Maksudnya, ketika buku paket yang disediakan tidak mencukupi untuk semua
siswa, guru mengarahkan untuk membeli buku paket pada toko buku
tertentu.
Entah apakah ada keuntungan tersendiri atau tidak, namun dikatakan
Rafi, kerja sama dengan toko buku adalah salah satu modus baru yang
harus diwaspadai oleh orang tua. “Ada modus baru dalam penjualan buku
paket. Buku yang disediakan itu kan terbatas, nah buku-buku ini
diarahkan disimpan di perpustakaan. Saat nanti banyak siswa yang butuh,
jumlah buku tidak mencukupi,” ujarnya.
Tidak hanya pembelian buku paket, Rafi juga mengkritisi pengadaan LKS
menggunakan dana APBD. Dikatakannya, LKS adalah barang habis pakai.
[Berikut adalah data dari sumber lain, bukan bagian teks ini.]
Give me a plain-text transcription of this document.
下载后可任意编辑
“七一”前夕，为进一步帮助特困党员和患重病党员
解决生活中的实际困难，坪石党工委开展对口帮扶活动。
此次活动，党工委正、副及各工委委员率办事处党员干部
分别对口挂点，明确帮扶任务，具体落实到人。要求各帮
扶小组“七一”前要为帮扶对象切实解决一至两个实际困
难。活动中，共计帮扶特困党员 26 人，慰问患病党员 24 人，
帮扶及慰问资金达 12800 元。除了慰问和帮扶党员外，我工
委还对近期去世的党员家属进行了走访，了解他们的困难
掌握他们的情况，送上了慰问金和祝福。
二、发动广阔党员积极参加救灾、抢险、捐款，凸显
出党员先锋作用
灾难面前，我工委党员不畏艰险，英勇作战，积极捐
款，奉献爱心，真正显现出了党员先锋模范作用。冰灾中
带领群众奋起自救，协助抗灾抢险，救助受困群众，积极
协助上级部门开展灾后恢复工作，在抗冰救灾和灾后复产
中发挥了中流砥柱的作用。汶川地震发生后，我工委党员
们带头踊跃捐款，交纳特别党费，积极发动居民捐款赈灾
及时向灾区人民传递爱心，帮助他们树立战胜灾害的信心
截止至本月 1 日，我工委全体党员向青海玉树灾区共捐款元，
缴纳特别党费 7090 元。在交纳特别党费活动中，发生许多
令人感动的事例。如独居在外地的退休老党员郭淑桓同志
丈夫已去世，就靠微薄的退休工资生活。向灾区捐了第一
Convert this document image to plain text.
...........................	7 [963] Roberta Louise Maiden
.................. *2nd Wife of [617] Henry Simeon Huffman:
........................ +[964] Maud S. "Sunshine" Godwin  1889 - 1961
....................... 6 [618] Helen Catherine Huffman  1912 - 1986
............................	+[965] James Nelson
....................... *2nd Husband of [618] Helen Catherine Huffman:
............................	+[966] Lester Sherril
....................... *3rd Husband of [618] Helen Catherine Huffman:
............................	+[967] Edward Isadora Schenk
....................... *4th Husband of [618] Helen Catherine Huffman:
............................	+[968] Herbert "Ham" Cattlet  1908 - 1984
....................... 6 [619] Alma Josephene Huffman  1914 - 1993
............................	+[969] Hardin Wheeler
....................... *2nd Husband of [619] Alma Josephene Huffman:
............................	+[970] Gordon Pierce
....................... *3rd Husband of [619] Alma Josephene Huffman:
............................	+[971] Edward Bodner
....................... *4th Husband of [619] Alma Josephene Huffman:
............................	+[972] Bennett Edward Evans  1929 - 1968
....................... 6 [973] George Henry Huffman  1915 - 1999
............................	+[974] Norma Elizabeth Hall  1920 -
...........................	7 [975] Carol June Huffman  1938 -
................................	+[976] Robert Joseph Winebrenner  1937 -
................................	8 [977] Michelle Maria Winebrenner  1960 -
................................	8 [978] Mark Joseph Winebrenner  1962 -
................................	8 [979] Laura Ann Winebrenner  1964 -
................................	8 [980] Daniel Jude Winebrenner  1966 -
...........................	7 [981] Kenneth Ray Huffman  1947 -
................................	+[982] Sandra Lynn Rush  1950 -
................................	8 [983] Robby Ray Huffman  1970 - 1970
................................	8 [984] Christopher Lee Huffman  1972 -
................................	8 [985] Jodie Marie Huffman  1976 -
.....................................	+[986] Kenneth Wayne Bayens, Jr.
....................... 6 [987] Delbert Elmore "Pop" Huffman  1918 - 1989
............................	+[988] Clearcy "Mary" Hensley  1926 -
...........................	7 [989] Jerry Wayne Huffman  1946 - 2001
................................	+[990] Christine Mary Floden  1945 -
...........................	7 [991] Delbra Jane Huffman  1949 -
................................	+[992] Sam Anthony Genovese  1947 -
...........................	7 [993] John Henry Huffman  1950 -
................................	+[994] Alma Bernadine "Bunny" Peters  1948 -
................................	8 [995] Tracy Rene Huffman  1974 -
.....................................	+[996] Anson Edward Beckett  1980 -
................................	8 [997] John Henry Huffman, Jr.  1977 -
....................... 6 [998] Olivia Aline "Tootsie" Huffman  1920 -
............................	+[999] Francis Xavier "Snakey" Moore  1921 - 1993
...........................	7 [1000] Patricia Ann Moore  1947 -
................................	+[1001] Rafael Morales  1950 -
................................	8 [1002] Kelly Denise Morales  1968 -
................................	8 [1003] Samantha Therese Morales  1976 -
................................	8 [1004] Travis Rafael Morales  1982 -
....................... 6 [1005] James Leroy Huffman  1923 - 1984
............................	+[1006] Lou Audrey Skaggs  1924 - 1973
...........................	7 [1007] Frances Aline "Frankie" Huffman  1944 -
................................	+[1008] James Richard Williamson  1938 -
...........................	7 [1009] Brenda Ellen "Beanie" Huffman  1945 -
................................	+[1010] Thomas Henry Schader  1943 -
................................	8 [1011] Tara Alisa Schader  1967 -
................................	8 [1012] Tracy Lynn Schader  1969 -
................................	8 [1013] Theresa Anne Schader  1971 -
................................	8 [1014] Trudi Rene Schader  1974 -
Sehingga, bila setiap tahun dianggarkan sekitar Rp8 miliar untuk
pengadaan LKS, maka hal itu termasuk memboroskan anggaran.
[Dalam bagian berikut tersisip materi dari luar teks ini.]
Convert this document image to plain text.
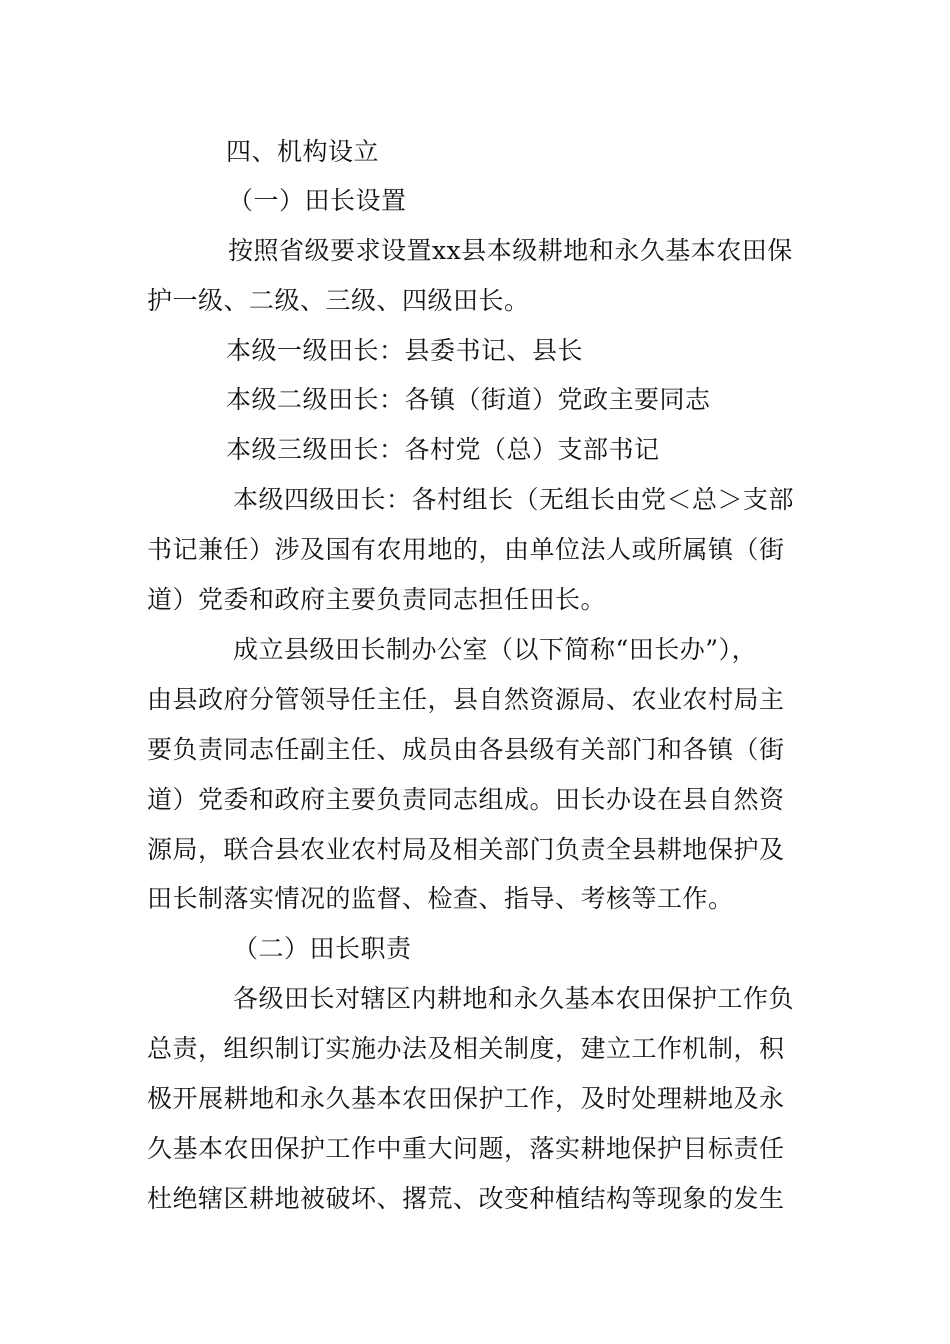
四、机构设立
（一）田长设置
按照省级要求设置xx县本级耕地和永久基本农田保
护一级、二级、三级、四级田长。
本级一级田长：县委书记、县长
本级二级田长：各镇（街道）党政主要同志
本级三级田长：各村党（总）支部书记
本级四级田长：各村组长（无组长由党＜总＞支部
书记兼任）涉及国有农用地的，由单位法人或所属镇（街
道）党委和政府主要负责同志担任田长。
成立县级田长制办公室（以下简称“田长办”），
由县政府分管领导任主任，县自然资源局、农业农村局主
要负责同志任副主任、成员由各县级有关部门和各镇（街
道）党委和政府主要负责同志组成。田长办设在县自然资
源局，联合县农业农村局及相关部门负责全县耕地保护及
田长制落实情况的监督、检查、指导、考核等工作。
（二）田长职责
各级田长对辖区内耕地和永久基本农田保护工作负
总责，组织制订实施办法及相关制度，建立工作机制，积
极开展耕地和永久基本农田保护工作，及时处理耕地及永
久基本农田保护工作中重大问题，落实耕地保护目标责任
杜绝辖区耕地被破坏、撂荒、改变种植结构等现象的发生
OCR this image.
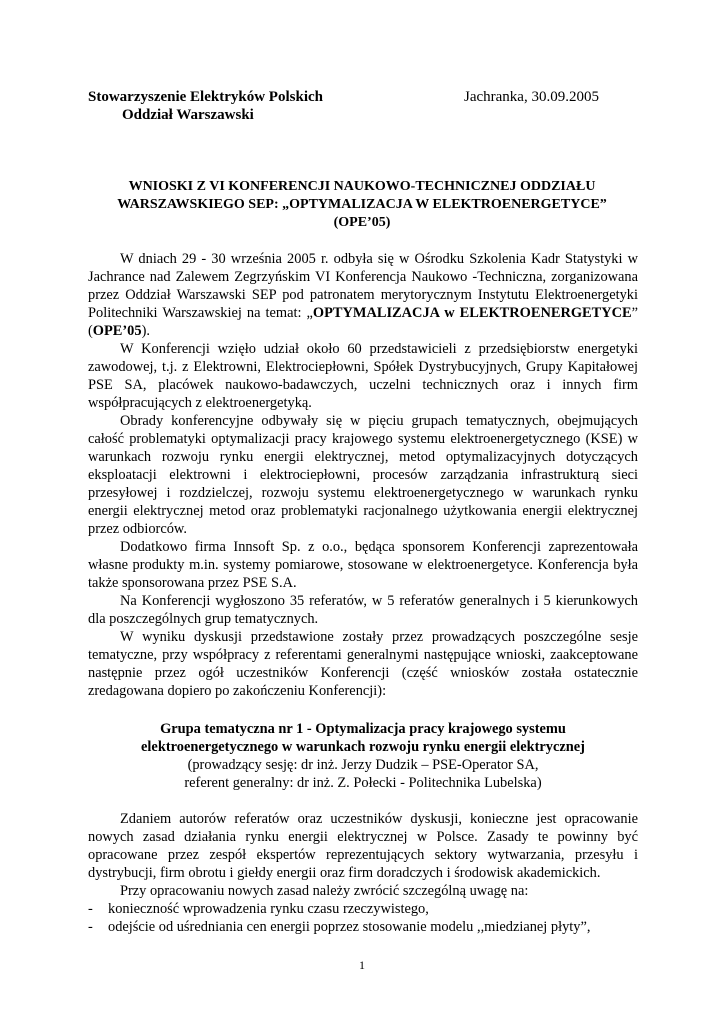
Stowarzyszenie Elektryków Polskich
Oddział Warszawski
Jachranka, 30.09.2005
WNIOSKI Z VI KONFERENCJI NAUKOWO-TECHNICZNEJ ODDZIAŁU
WARSZAWSKIEGO SEP: „OPTYMALIZACJA W ELEKTROENERGETYCE”
(OPE’05)

W dniach 29 - 30 września 2005 r. odbyła się w Ośrodku Szkolenia Kadr Statystyki w Jachrance nad Zalewem Zegrzyńskim VI Konferencja Naukowo -Techniczna, zorganizowana przez Oddział Warszawski SEP pod patronatem merytorycznym Instytutu Elektroenergetyki Politechniki Warszawskiej na temat: „OPTYMALIZACJA w ELEKTROENERGETYCE” (OPE’05).

W Konferencji wzięło udział około 60 przedstawicieli z przedsiębiorstw energetyki zawodowej, t.j. z Elektrowni, Elektrociepłowni, Spółek Dystrybucyjnych, Grupy Kapitałowej PSE SA, placówek naukowo-badawczych, uczelni technicznych oraz i innych firm współpracujących z elektroenergetyką.

Obrady konferencyjne odbywały się w pięciu grupach tematycznych, obejmujących całość problematyki optymalizacji pracy krajowego systemu elektroenergetycznego (KSE) w warunkach rozwoju rynku energii elektrycznej, metod optymalizacyjnych dotyczących eksploatacji elektrowni i elektrociepłowni, procesów zarządzania infrastrukturą sieci przesyłowej i rozdzielczej, rozwoju systemu elektroenergetycznego w warunkach rynku energii elektrycznej metod oraz problematyki racjonalnego użytkowania energii elektrycznej przez odbiorców.

Dodatkowo firma Innsoft Sp. z o.o., będąca sponsorem Konferencji zaprezentowała własne produkty m.in. systemy pomiarowe, stosowane w elektroenergetyce. Konferencja była także sponsorowana przez PSE S.A.

Na Konferencji wygłoszono 35 referatów, w 5 referatów generalnych i 5 kierunkowych dla poszczególnych grup tematycznych.

W wyniku dyskusji przedstawione zostały przez prowadzących poszczególne sesje tematyczne, przy współpracy z referentami generalnymi następujące wnioski, zaakceptowane następnie przez ogół uczestników Konferencji (część wniosków została ostatecznie zredagowana dopiero po zakończeniu Konferencji):

Grupa tematyczna nr 1 - Optymalizacja pracy krajowego systemu
elektroenergetycznego w warunkach rozwoju rynku energii elektrycznej
(prowadzący sesję: dr inż. Jerzy Dudzik – PSE-Operator SA,
referent generalny: dr inż. Z. Połecki - Politechnika Lubelska)

Zdaniem autorów referatów oraz uczestników dyskusji, konieczne jest opracowanie nowych zasad działania rynku energii elektrycznej w Polsce. Zasady te powinny być opracowane przez zespół ekspertów reprezentujących sektory wytwarzania, przesyłu i dystrybucji, firm obrotu i giełdy energii oraz firm doradczych i środowisk akademickich.

Przy opracowaniu nowych zasad należy zwrócić szczególną uwagę na:

-	konieczność wprowadzenia rynku czasu rzeczywistego,
-	odejście od uśredniania cen energii poprzez stosowanie modelu ,,miedzianej płyty”,
1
“LKS itu kan barang habis pakai. Ya mubazir dong namanya setiap tahun
harus menghabiskan sekitar Rp8 miliar untuk pengadaan LKS,” lanjutnya.
Kecuali, kata dia, LKS tersebut bisa dibuat turun menurun untuk
angkatan berikutnya. “Bahkan seharusnya sudah tidak ada lagi LKS.
Seorang guru itu kan membuat soal di papan tulis. LKS itu kan hanya
lebar kerja siswa dan untuk melatih siswa,” ujarnya. Sudah menjadi
kewajiban seorang guru, kata dia, untuk rajin membuat soal latihan. Bila
nantinya pengadaan LKS ini justru malah membuat guru semakin malah, hal
itu sangat disayangkan.
“Yang dikhawatirkan nantinya guru hanya memerintah mengerjakan LKS
lalu keluar. Apalagi ini yang membiayai APBD,” ujarnya. Seharusnya, kata
dia, yang ditekankan oleh wali kota dan dinas pendidikan adalah
keaktifan guru untuk rutin membuat latihan soal untuk siswa.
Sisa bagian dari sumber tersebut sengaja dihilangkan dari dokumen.